Psychoneuroendocrinology, 1998

In this study of hormones, memory, and mood in a healthy elderly population, 14 women who use estrogen and 41 women who do not use estrogen, whose average age was 72.1 years, were given a battery of psychological tests measuring verbal memory, visual memory, concentration and attention, language fluency and semantic memory, and mood.

Estrogen-users had higher total (p < .01) and forward (p < .001) digit span scores compared with non-users, and also had higher backward digit span scores than non-users (p < .05).

Psychoneuroendocrinology. 1998 Aug;23(6):583-603.


Does bio-idential estrogen have a better effect on memory than Premarin?

Studies on hormone replacement therapy and cognitive function are complicated by differences in how the studies are done.

Is it a preventative study or an interventional study? Did they use estrogen alone or estrogen with a synthetic progestin? How far post-menopause were the women when they started estrogen? But one thing all the studies had in common was that almost none of them used bio-identical estrogen. They all used Premarin (or its’ generic equivalent, conjugated equine estrogen). However, last year a study finally came out comparing the effect of Premarin and bioidentical estrogen on memory. As you might suspect, our brain seems to respond better to the natural human version.

Results: Women receiving 17-beta-Estradiol (i.e. bio-identical estrogen) showed significantly better verbal memory performance compared to women receiving conjugated equine estrogens (i.e. Premarin), regardless of age, IQ, years of education, risk factors for Alzheimer’s Disease (including APOE-4 carriership), duration of endogenous and exogenous estrogen exposure, concurrent progesterone use, or natural or surgical menopause status.

Conclusions: Verbal memory performance was better in menopausal women receiving [bio-identical estrogen] compared to [Premarin] in women with risk factors for Alzheimer’s Didease. Genetic risk for AD as well as other confounders did not affect this finding. The results suggest a differential effect of the type of Hormone Therapy on verbal memory, with [bio-identical estrogen] being a preferential compound.

Differences in verbal memory performance in postmenopausal women receiving hormone therapy: 17beta-estradiol versus conjugated equine estrogens. Am J Geriatr Psychiatry. 2011 September ; 19(9): 792?802.

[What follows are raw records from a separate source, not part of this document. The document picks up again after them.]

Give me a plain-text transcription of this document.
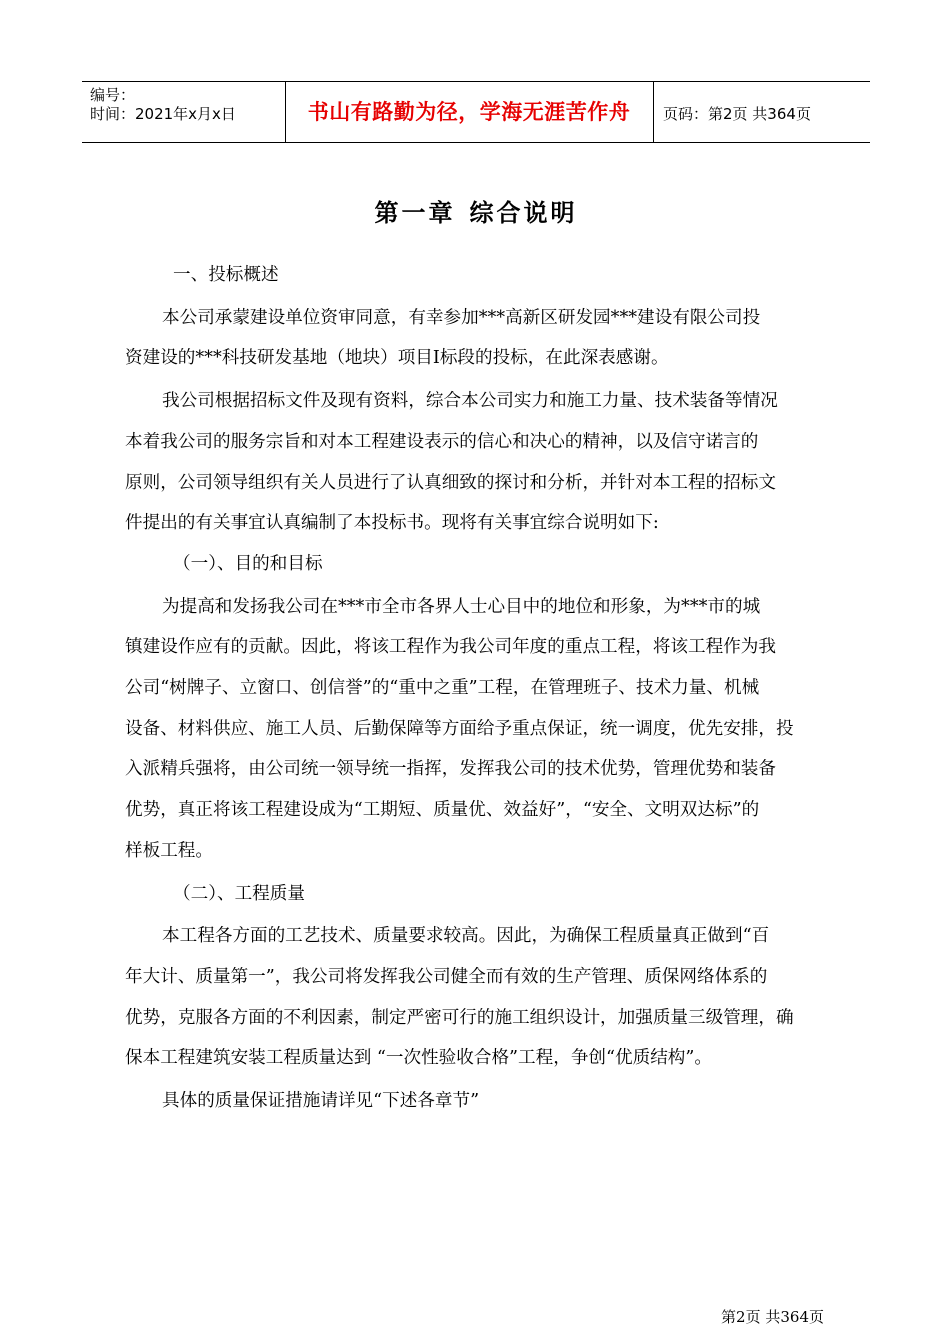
编号：
时间：2021年x月x日	书山有路勤为径，学海无涯苦作舟	页码：第2页 共364页
第一章 综合说明

一、投标概述

本公司承蒙建设单位资审同意，有幸参加***高新区研发园***建设有限公司投

资建设的***科技研发基地（地块）项目Ⅰ标段的投标，在此深表感谢。

我公司根据招标文件及现有资料，综合本公司实力和施工力量、技术装备等情况

本着我公司的服务宗旨和对本工程建设表示的信心和决心的精神，以及信守诺言的

原则，公司领导组织有关人员进行了认真细致的探讨和分析，并针对本工程的招标文

件提出的有关事宜认真编制了本投标书。现将有关事宜综合说明如下:

（一）、目的和目标

为提高和发扬我公司在***市全市各界人士心目中的地位和形象，为***市的城

镇建设作应有的贡献。因此，将该工程作为我公司年度的重点工程，将该工程作为我

公司“树牌子、立窗口、创信誉”的“重中之重”工程，在管理班子、技术力量、机械

设备、材料供应、施工人员、后勤保障等方面给予重点保证，统一调度，优先安排，投

入派精兵强将，由公司统一领导统一指挥，发挥我公司的技术优势，管理优势和装备

优势，真正将该工程建设成为“工期短、质量优、效益好”，“安全、文明双达标”的

样板工程。

（二）、工程质量

本工程各方面的工艺技术、质量要求较高。因此，为确保工程质量真正做到“百

年大计、质量第一”，我公司将发挥我公司健全而有效的生产管理、质保网络体系的

优势，克服各方面的不利因素，制定严密可行的施工组织设计，加强质量三级管理，确

保本工程建筑安装工程质量达到 “一次性验收合格”工程，争创“优质结构”。

具体的质量保证措施请详见“下述各章节”

第2页 共364页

What is surprising about those results is that only 43 women in their study group were taking bioidentical estrogen? and seven of those women were also taking Provera. There is strong evidence to suggest that Provera worsens verbal memory1,2, and so it’s rather remarkable that they nevertheless got statistically significant results. I suspect a larger trial using just bioidenticals would produce even stronger results.